The mysterious dimming of the Tabby's Star may not be due to an alien megastructure looping around it. Researchers of a new study suggest that the star may have eaten a nearby planet, which could explain why it erratically loses its brightness.
Erratic Dimming Of Tabby's Star
The brightness of stars periodically dips by about 1 percent, which can be attributed to a planet orbiting around it. Scientists, however, have been baffled by Tabby's star, more formally known as KIC 8462852 because of its erratic dips of up to 22 percent.
Scientists have proposed a range of possible reasons that could explain the star's sporadic blinking from swarms of orbiting comets to enormous extraterrestrial structures. Researchers of a study published in December suggest that internal stellar dynamics could also be responsible for the dimming of the star.
New Theory To Explain Bizarre Light Pattern Of Tabby's Star
Now, researchers propose another theory that may explain the bizarre light pattern of the star. Brian Metzger, from Columbia University in New York, and colleagues think that the star is just returning to its natural state after having a cosmic meal.
In a study set to be published in the Monthly Notices of the Royal Astronomical Society on Monday, the researchers suggest that KIC 8462852 may have gobbled up a planet between 200 and 10,000 years ago.
The researchers said that a star devouring one or more of its own planet may result in light fluctuation similar to that observed in Tabby's star.
How can the star's planet meal explain its mysterious light signal?
The researchers explained that if the Tabby's star ate a planet in the past, the planet's energy would have caused the star to temporarily brighten and then gradually dim to its original brightness.
The star would be brighter after devouring the planet, but once the burning was complete, it would go back to around its original brightness. The bigger the devoured planet was, the longer it would take the star to dim.

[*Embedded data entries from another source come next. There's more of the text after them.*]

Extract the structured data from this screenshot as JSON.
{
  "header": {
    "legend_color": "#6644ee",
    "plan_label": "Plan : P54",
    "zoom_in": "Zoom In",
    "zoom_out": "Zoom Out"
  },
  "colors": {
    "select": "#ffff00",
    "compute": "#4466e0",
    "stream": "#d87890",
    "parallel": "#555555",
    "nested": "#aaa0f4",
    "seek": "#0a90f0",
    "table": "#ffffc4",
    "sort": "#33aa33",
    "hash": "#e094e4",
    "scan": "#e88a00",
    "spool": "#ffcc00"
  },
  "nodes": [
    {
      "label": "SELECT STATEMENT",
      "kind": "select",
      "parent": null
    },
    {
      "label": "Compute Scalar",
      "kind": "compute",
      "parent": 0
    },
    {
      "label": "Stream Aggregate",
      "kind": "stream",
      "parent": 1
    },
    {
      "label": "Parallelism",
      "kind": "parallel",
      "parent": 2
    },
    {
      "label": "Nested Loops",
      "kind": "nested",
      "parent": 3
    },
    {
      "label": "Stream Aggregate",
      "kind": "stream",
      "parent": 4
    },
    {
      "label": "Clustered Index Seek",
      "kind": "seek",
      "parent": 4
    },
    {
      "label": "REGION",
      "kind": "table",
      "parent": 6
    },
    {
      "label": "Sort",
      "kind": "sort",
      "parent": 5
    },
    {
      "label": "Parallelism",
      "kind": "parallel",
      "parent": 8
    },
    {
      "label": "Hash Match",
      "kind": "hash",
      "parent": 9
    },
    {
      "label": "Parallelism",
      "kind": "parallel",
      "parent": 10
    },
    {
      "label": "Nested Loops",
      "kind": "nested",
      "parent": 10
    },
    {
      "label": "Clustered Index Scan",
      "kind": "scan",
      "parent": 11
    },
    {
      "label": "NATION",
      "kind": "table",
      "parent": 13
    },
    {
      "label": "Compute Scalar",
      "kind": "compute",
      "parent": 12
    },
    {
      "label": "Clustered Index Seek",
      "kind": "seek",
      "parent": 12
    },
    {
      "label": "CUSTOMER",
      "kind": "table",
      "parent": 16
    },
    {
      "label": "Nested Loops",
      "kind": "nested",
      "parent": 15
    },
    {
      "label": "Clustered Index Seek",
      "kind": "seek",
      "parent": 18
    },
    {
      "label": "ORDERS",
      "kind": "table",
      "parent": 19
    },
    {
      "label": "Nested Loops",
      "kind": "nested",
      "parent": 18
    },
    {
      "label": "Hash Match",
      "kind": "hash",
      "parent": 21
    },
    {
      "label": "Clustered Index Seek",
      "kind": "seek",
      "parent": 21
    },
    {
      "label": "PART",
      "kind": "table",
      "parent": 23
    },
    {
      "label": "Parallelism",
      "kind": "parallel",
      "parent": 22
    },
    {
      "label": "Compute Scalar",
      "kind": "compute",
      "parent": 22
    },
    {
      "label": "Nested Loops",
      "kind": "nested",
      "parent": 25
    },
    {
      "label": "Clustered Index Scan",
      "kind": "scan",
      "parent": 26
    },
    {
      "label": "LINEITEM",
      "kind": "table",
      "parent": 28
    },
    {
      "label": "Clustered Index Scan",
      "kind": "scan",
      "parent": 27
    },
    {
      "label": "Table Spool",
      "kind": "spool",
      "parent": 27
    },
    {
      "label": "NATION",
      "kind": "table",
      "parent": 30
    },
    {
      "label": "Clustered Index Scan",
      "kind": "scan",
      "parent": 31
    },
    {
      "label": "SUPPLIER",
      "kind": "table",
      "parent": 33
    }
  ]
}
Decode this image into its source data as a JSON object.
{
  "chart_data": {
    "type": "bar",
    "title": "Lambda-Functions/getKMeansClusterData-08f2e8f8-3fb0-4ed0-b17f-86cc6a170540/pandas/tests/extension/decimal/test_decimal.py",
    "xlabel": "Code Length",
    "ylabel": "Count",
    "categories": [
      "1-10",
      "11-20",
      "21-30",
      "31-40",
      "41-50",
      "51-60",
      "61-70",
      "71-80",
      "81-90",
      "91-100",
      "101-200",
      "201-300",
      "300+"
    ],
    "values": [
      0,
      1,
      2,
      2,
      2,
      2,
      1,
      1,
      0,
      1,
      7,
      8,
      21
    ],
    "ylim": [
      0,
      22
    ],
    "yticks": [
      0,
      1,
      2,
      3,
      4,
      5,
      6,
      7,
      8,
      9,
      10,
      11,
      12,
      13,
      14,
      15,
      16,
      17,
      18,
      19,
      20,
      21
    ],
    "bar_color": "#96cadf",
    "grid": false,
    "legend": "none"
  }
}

It is possible that what astronomers observed was KIC 8462852 during its post-planet consumption as it was dimming back to its normal state.
Clouds Of Debris Orbiting Tabby's Star
The planet could have also been ripped apart or had its moons stripped away when it fell into KIC 8462852. The event left clouds of debris orbiting the star in eccentric orbits. Whenever the debris passes between us and the star, it would block some of the starlight and make the star seem to blink. Astronomers hope to see signature of the planetary debris passing close to Tabby's star.
"The transient dimming events could then be due to obscuration by planetary debris from an earlier partial disruption of the same inspiraling bodies, or due to evaporation and out-gassing from a tidally detached moon system," the researchers wrote in their study.
"The dimming events could arise from a large number of bodies comet- or planetesimal-mass bodies placed onto high eccentricity orbits by the same mechanism responsible for driving the more massive planets into KIC 8462852."